The Field's writers recommend some reads to see you through the dark days of winter

Names of the Fish

by Chris McCully

Have you ever stopped to reflect on why a trout is thus called when it could have been saddled with something else entirely? A shoat? A ruff? Even if you haven’t, Chris McCully makes a powerful case here for his belief that “cultural histories hide within lexicons”, conveyed through the prism of all that is piscatorial in British and Irish freshwaters.

McCully manages to be both scholarly and engaging, ensuring this will appeal not just to anglers but to all who have an interest in language. This dictionary includes local names as well as nicknames and obsolete designations: dollaghan is an Irish name for a brown trout; whiskers is a nickname for the barbel; shafflin is a name no longer used for an eel. Each entry is accompanied by a detailed etymology that even the unromantic among us would surely struggle to resist.

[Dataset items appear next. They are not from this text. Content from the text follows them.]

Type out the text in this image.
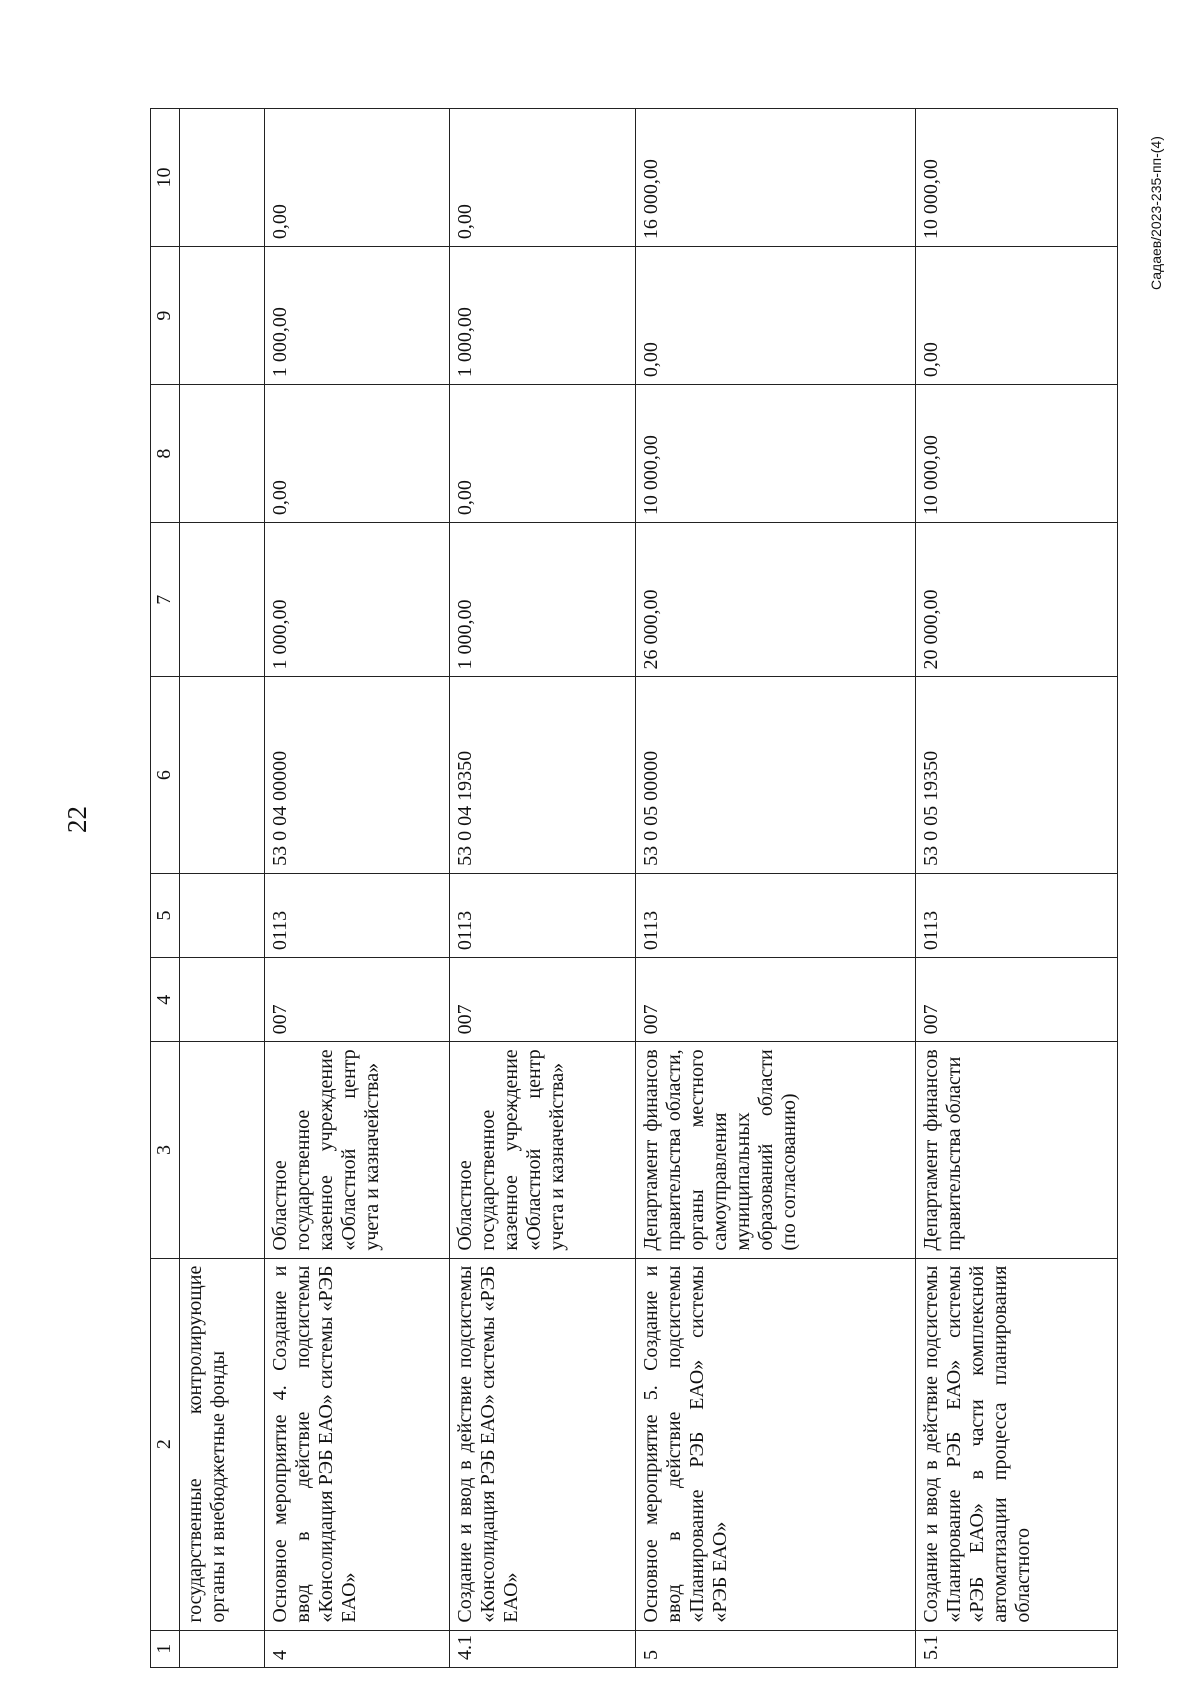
22
Садаев/2023-235-пп-(4)
1	2	3	4	5	6	7	8	9	10
	государственные контролирующие органы и внебюджетные фонды								
4	Основное мероприятие 4. Создание и ввод в действие подсистемы «Консолидация РЭБ ЕАО» системы «РЭБ ЕАО»	Областное государственное казенное учреждение «Областной центр учета и казначейства»	007	0113	53 0 04 00000	1 000,00	0,00	1 000,00	0,00
4.1	Создание и ввод в действие подсистемы «Консолидация РЭБ ЕАО» системы «РЭБ ЕАО»	Областное государственное казенное учреждение «Областной центр учета и казначейства»	007	0113	53 0 04 19350	1 000,00	0,00	1 000,00	0,00
5	Основное мероприятие 5. Создание и ввод в действие подсистемы «Планирование РЭБ ЕАО» системы «РЭБ ЕАО»	Департамент финансов правительства области, органы местного самоуправления муниципальных образований области (по согласованию)	007	0113	53 0 05 00000	26 000,00	10 000,00	0,00	16 000,00
5.1	Создание и ввод в действие подсистемы «Планирование РЭБ ЕАО» системы «РЭБ ЕАО» в части комплексной автоматизации процесса планирования областного	Департамент финансов правительства области	007	0113	53 0 05 19350	20 000,00	10 000,00	0,00	10 000,00
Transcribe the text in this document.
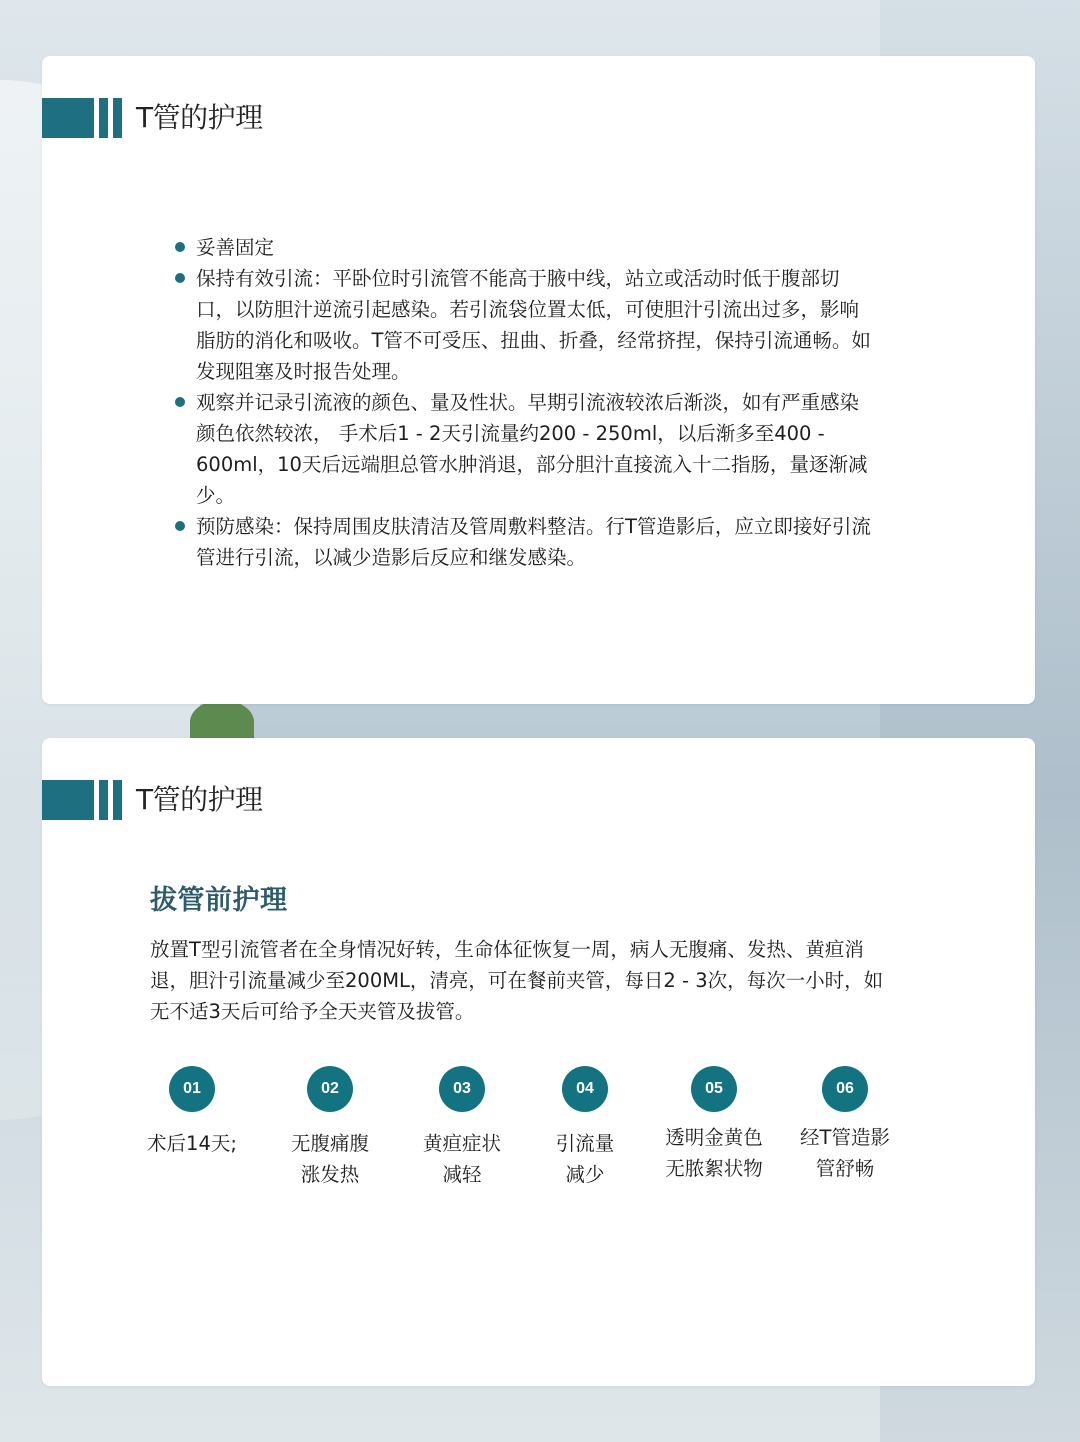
T管的护理
妥善固定
保持有效引流：平卧位时引流管不能高于腋中线，站立或活动时低于腹部切口，以防胆汁逆流引起感染。若引流袋位置太低，可使胆汁引流出过多，影响脂肪的消化和吸收。T管不可受压、扭曲、折叠，经常挤捏，保持引流通畅。如发现阻塞及时报告处理。
观察并记录引流液的颜色、量及性状。早期引流液较浓后渐淡，如有严重感染颜色依然较浓， 手术后1 - 2天引流量约200 - 250ml，以后渐多至400 - 600ml，10天后远端胆总管水肿消退，部分胆汁直接流入十二指肠，量逐渐减少。
预防感染：保持周围皮肤清洁及管周敷料整洁。行T管造影后，应立即接好引流管进行引流，以减少造影后反应和继发感染。
T管的护理
拔管前护理

放置T型引流管者在全身情况好转，生命体征恢复一周，病人无腹痛、发热、黄疸消退，胆汁引流量减少至200ML，清亮，可在餐前夹管，每日2 - 3次，每次一小时，如无不适3天后可给予全天夹管及拔管。

01
术后14天;
02
无腹痛腹
涨发热
03
黄疸症状
减轻
04
引流量
减少
05
透明金黄色
无脓絮状物
06
经T管造影
管舒畅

A particular highlight is the revelation that the sea trout must surely be “the most lexically endowed fish on the planet”, having a frankly monikerly avaricious 70. (Read The Field’s guide to the best salmon fishing in the world.)

Reviewed by Ettie Neil-Gallacher



The British Cookbook

by Ben Mervis

I can’t be alone in periodically getting stuck in a culinary rut. At this time of year, when festive standards organise themselves into a gastronomic loop, a new cookery book is welcome and can change how we think about food – both as individuals and as a society. Nigella (no surname needed) made me realise I could bake, and Ottolenghi has single-handedly transformed a nation’s eating habits.

Ben Mervis isn’t resetting our culinary mindset, perhaps, but in this celebration of British ingredients and dishes, he could certainly reset our culinary focus. For as Jeremy Lee, chef proprietor at Quo Vadis, writes in his foreword, Mervis reminds us of “the rich traditions of regional and seasonal cooking in the British Isles, which… is as relevant today as it ever was”.

All four corners of the UK are represented, with every traditional dish you can think of and many more besides. The odd recipe may well remain in the novelty zone (cod heads stuffed with liver and oatmeal, anyone?) but most will remind and delight in equal measure.

Reviewed by Ettie Neil-Gallacher


On Travel and the Journey Through Life

Edited by Barnaby Rogerson Eland

It was Ted Hughes who wrote “the only thing people regret is that they did not live boldly enough”. He might have added to this the sorrow felt by those who have not travelled enough. I sometimes wonder if I will ever go by train from Craven Arms to Barmouth or take a canal boat with a pye-dog through the Midlands. Those with wanderlust should beware Barnaby Rogerson’s pocket book of collected travel aphorisms, primitively illustrated by his friend Kate Boxer, with all the invested magic of a Cecil Collins ‘Vision’. You will reach for your passport. “Shake off the fetters of habit,” urges Sir Richard Burton, “the leaden weight of routine.” Rogerson has travelled widely, with a scholar’s eye and unwearied heart. “Pay attention to the journey and not the destination,” urges his wife, Rose Baring, in her introduction. They have certainly done that, as the remarkable publishers of Eland for 40 years, through continents and a happy life well shared.

Reviewed by Rory Knight Bruce


Treasures of the Royal Armouries

Edited by Edward Impey

In case familial tensions flare over the festive season, one might want to bite one’s tongue and let one’s imagination seek inspiration from this magnificent guide to some of the country’s finest arms and armour. There is surely some satisfaction to be drawn from ruminating on the tools our forefathers drew upon in times of conflict, and imagining the uses to which they could still be put. Britain’s national museum of arms and armour was assembled over centuries at the Tower of London but the collection is now spread across several sites. Highlights include Tudor armours sourced from the Greenwich Armoury of Henry VIII but this sumptuous book also features a Roman sword and scabbard from Germany; an early 17th-century Japanese dagger; and pistols belonging to the captain of HMS Beagle, immortalised as the vessel for Darwin’s studies. Each of the 115 entries is rich in detail, representing different campaigns and cultures across millennia.